FARC - Fuerzas Armadas Revolucionarias
de Colombia
Left-wing (nominally Marxist) armed revolutionary group from Colombia. The FARC emerged after a massive military offensive against
peasant groups seeking land reform in the 1950s. They saw armed struggle as the only way to change things since the "democratic" channels proved unsuccessful. During the 1980s, a brief democratic opening in the
country's political institutions prompted many FARC members to put down their weapons and participate in the political process through the creation of political parties and a renewed
union movement. However, the
murder of many of these activists strengthened the conviction of the remaining FARC members that
democracy in Colombia is a sham. As a result,
today's FARC is more brutal than ever; it has practically forgotten the reason it took to armed struggle in the first place. It has
little support and its only source of revenue is through kidnappings.

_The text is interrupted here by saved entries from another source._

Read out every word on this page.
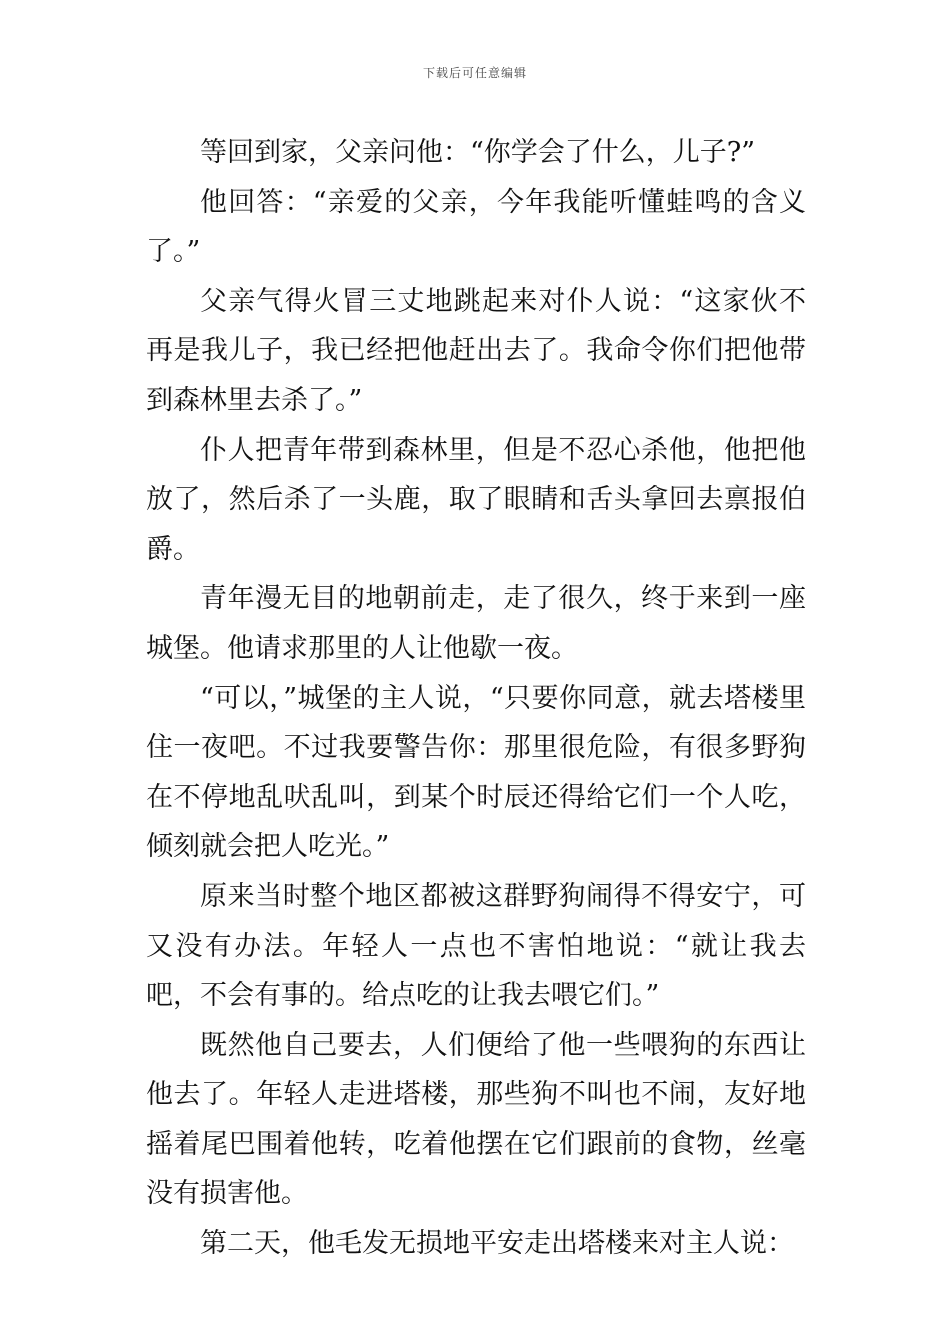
下载后可任意编辑

等回到家，父亲问他：“你学会了什么，儿子?”

他回答：“亲爱的父亲，今年我能听懂蛙鸣的含义了。”

父亲气得火冒三丈地跳起来对仆人说：“这家伙不再是我儿子，我已经把他赶出去了。我命令你们把他带到森林里去杀了。”

仆人把青年带到森林里，但是不忍心杀他，他把他放了，然后杀了一头鹿，取了眼睛和舌头拿回去禀报伯爵。

青年漫无目的地朝前走，走了很久，终于来到一座城堡。他请求那里的人让他歇一夜。

“可以，”城堡的主人说，“只要你同意，就去塔楼里住一夜吧。不过我要警告你：那里很危险，有很多野狗在不停地乱吠乱叫，到某个时辰还得给它们一个人吃，倾刻就会把人吃光。”

原来当时整个地区都被这群野狗闹得不得安宁，可又没有办法。年轻人一点也不害怕地说：“就让我去吧，不会有事的。给点吃的让我去喂它们。”

既然他自己要去，人们便给了他一些喂狗的东西让他去了。年轻人走进塔楼，那些狗不叫也不闹，友好地摇着尾巴围着他转，吃着他摆在它们跟前的食物，丝毫没有损害他。

第二天，他毛发无损地平安走出塔楼来对主人说：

Contrary to the previous entry, the FARC are not involved in the drug trade -- or at least it is very, very minimal. The right-wing paramilitaries, congealed in the AUC, are actually the ones whose links with drug trafficking run
deep. The AUC initially began as scattered armed groups funded by large landholders opposing land reform (which the FARC advocated). During the 1970s, and especially the 1980s, the influence of Colombia's drug cartels was extended to the
country's civil war. They began arming and funding the paramilitaries, whose operations were conducted out of the coca-growing regions. Needless to say, the druglords opposed land reform as much as the landlords, as that would
mean eradication of their income base.